Ele tinha boas novas: a agência de publicidade onde trabalhava estava precisando de um redator, mas não exatamente um publicitário. Entendi mais ou menos o que isso significava: poderia ganhar um troco escrevendo para viver em Floripa. Nos últimos dias de Abril, fomos com nossos amigos Dani Lange, Marcelus e Johana para o litoral norte de SP para algum surfe, e de lá peguei ônibus e caronas até Santos, de onde parti para a ilha chamada pelos carijós (ou guaranis, já que hoje se acredita que carijó é o mestiço) de Meiembipe ou Y-Jurerê Mirim. Nomes bem mais simpáticos do que Florianópolis, derivado desse sanguinário marechal. Dia 2 de Maio, eu já estava trabalhando.
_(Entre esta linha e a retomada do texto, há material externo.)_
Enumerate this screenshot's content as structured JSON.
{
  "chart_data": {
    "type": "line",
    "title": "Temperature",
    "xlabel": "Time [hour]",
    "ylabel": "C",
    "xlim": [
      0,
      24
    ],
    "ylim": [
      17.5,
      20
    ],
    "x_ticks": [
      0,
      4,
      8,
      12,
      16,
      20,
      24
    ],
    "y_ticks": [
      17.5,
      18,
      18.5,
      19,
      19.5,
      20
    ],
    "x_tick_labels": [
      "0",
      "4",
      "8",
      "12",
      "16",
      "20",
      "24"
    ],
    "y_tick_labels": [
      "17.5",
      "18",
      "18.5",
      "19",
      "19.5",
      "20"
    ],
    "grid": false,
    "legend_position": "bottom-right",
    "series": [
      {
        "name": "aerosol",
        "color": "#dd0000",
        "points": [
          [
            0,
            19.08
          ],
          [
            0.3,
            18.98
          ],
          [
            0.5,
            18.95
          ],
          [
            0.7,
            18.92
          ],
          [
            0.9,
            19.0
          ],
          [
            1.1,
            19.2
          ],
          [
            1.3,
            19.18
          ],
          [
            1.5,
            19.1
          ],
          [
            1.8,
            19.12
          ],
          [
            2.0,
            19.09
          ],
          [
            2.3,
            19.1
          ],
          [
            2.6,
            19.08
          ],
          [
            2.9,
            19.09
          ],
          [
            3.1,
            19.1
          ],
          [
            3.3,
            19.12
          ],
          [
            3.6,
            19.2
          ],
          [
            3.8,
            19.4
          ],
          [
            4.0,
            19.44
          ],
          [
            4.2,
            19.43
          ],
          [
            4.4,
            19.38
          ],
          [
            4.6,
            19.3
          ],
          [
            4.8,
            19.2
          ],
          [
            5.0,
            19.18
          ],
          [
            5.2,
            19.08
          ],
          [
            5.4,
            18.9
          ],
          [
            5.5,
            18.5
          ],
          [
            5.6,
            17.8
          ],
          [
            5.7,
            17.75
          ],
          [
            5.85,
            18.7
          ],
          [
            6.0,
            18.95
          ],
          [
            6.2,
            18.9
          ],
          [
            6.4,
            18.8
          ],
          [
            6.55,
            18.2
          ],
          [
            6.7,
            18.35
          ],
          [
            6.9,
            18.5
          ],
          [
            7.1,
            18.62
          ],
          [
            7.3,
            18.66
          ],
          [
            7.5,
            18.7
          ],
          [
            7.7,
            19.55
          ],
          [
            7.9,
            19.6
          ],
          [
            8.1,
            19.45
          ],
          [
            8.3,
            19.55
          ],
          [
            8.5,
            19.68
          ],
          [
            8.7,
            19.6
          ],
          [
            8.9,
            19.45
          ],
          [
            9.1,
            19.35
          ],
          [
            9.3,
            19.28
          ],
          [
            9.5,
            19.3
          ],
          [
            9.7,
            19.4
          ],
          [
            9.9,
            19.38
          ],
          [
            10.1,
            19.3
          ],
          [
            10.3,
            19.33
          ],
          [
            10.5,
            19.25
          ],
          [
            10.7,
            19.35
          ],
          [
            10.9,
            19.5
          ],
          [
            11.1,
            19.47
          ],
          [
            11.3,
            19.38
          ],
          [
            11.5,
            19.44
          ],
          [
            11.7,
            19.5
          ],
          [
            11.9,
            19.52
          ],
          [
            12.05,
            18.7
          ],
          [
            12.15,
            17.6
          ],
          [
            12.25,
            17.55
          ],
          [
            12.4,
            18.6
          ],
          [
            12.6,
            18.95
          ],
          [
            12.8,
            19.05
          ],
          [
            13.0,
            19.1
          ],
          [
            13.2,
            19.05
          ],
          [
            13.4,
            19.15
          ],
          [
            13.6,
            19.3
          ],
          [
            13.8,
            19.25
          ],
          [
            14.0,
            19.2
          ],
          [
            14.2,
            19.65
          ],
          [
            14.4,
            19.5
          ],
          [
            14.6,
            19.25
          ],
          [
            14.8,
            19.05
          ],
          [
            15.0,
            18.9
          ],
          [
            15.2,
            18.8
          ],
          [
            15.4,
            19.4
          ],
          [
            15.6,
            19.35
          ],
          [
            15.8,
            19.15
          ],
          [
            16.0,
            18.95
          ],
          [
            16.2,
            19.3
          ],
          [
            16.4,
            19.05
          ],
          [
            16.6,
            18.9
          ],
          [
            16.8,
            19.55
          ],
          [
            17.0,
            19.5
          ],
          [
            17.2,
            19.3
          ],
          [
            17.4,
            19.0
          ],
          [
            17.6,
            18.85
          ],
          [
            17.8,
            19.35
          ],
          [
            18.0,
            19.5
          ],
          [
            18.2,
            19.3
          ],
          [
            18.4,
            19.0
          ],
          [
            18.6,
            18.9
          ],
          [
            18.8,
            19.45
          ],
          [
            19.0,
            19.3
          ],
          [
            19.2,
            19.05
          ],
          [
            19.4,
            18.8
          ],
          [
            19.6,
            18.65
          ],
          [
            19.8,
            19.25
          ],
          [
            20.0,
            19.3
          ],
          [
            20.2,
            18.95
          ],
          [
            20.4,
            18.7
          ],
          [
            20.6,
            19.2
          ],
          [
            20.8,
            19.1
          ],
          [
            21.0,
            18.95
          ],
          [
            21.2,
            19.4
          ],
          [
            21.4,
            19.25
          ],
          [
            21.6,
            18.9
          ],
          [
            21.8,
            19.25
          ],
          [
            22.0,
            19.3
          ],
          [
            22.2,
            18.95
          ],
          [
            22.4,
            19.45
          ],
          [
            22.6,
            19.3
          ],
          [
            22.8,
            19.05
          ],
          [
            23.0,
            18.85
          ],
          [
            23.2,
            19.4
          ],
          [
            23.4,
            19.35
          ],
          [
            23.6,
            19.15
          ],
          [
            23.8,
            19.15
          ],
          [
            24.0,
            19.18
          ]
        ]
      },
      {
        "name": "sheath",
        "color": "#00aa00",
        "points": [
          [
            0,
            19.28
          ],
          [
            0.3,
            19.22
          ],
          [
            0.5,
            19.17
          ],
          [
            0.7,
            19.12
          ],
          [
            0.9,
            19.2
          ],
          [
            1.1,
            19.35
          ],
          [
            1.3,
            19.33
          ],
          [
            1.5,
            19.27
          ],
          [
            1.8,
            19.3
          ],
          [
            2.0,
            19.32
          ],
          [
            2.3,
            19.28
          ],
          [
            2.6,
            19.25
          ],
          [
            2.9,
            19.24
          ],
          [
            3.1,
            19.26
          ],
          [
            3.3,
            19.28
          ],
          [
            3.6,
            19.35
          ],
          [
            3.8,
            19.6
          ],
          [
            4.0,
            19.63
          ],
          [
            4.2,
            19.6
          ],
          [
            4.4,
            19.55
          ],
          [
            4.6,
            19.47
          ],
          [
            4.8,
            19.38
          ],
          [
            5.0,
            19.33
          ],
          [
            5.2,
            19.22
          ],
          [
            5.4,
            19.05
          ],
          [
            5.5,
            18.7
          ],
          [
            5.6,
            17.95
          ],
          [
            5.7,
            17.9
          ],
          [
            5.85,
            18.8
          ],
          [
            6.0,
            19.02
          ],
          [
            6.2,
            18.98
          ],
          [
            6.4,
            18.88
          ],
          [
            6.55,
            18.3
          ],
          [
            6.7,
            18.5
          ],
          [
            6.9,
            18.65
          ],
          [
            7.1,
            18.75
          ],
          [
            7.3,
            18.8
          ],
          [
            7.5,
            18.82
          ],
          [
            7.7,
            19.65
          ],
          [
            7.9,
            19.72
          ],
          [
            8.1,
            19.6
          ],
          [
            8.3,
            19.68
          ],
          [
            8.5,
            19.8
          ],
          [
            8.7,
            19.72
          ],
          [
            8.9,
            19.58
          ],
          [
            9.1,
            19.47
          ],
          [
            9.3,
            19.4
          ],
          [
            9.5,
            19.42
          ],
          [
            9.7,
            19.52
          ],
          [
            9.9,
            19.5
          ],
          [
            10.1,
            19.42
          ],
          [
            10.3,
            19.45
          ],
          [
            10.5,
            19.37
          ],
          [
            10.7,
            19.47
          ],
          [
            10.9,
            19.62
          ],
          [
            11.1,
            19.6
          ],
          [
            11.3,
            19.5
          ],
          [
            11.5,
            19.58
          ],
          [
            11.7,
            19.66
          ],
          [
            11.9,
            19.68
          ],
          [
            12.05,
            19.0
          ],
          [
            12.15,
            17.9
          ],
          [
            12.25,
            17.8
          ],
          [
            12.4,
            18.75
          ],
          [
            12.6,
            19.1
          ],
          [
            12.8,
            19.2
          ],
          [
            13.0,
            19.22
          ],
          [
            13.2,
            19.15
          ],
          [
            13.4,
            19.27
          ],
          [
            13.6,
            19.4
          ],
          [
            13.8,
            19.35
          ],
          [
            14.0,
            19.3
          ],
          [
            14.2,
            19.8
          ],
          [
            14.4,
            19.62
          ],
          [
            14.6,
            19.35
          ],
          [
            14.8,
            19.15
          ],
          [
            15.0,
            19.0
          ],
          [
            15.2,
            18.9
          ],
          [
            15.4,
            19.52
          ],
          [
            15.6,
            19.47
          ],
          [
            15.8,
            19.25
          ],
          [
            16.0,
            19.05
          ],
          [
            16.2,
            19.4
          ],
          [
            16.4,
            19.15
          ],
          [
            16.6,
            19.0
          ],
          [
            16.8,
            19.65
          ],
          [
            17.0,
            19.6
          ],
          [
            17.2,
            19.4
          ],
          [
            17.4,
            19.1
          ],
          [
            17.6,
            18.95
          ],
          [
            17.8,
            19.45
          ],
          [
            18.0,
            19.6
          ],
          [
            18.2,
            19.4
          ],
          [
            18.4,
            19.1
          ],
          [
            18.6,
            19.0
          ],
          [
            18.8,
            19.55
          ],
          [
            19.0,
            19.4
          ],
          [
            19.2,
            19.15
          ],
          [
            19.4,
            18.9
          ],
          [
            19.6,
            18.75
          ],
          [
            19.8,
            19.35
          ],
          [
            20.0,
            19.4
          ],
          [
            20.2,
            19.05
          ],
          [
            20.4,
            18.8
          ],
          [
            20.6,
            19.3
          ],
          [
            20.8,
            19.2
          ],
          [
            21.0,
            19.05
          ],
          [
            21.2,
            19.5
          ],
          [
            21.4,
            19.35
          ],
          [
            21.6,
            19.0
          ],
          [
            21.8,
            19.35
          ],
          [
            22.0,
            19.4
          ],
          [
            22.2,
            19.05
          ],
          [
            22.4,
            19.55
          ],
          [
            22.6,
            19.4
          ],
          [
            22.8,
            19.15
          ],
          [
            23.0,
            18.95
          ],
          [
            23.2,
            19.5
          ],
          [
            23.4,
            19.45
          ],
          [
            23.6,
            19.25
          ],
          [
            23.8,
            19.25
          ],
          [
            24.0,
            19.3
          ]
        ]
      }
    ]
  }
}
Semana que vem completo 6 meses aqui. Tive a bem-aventurança de alugar uma casa situada numa vizinhança espetacular - o Canto dos Araçás - que é um morro logo acima da Lagoa da Conceição, vista panorâmica, gralhas azuis fazendo algazarra todas as manhãs, macacos, bananas, etc etc & etc. Tenho muito o que contar sobre o sítio, sua gente, as aparições que se revelam aqui e ali como fantasmas de carne & osso que só um lugar como esse consegue abrigar, as aventuras por trilhas, lagoa & mar, e a satisfação de estar muito perto de um dos maiores sambaquis do mundo. Tudo isso, e mais sobre o Bad Folks e seu bem bom disco, as músicas que compus aqui, duplas caipiras e mais que contarei logo, e aqui mesmo.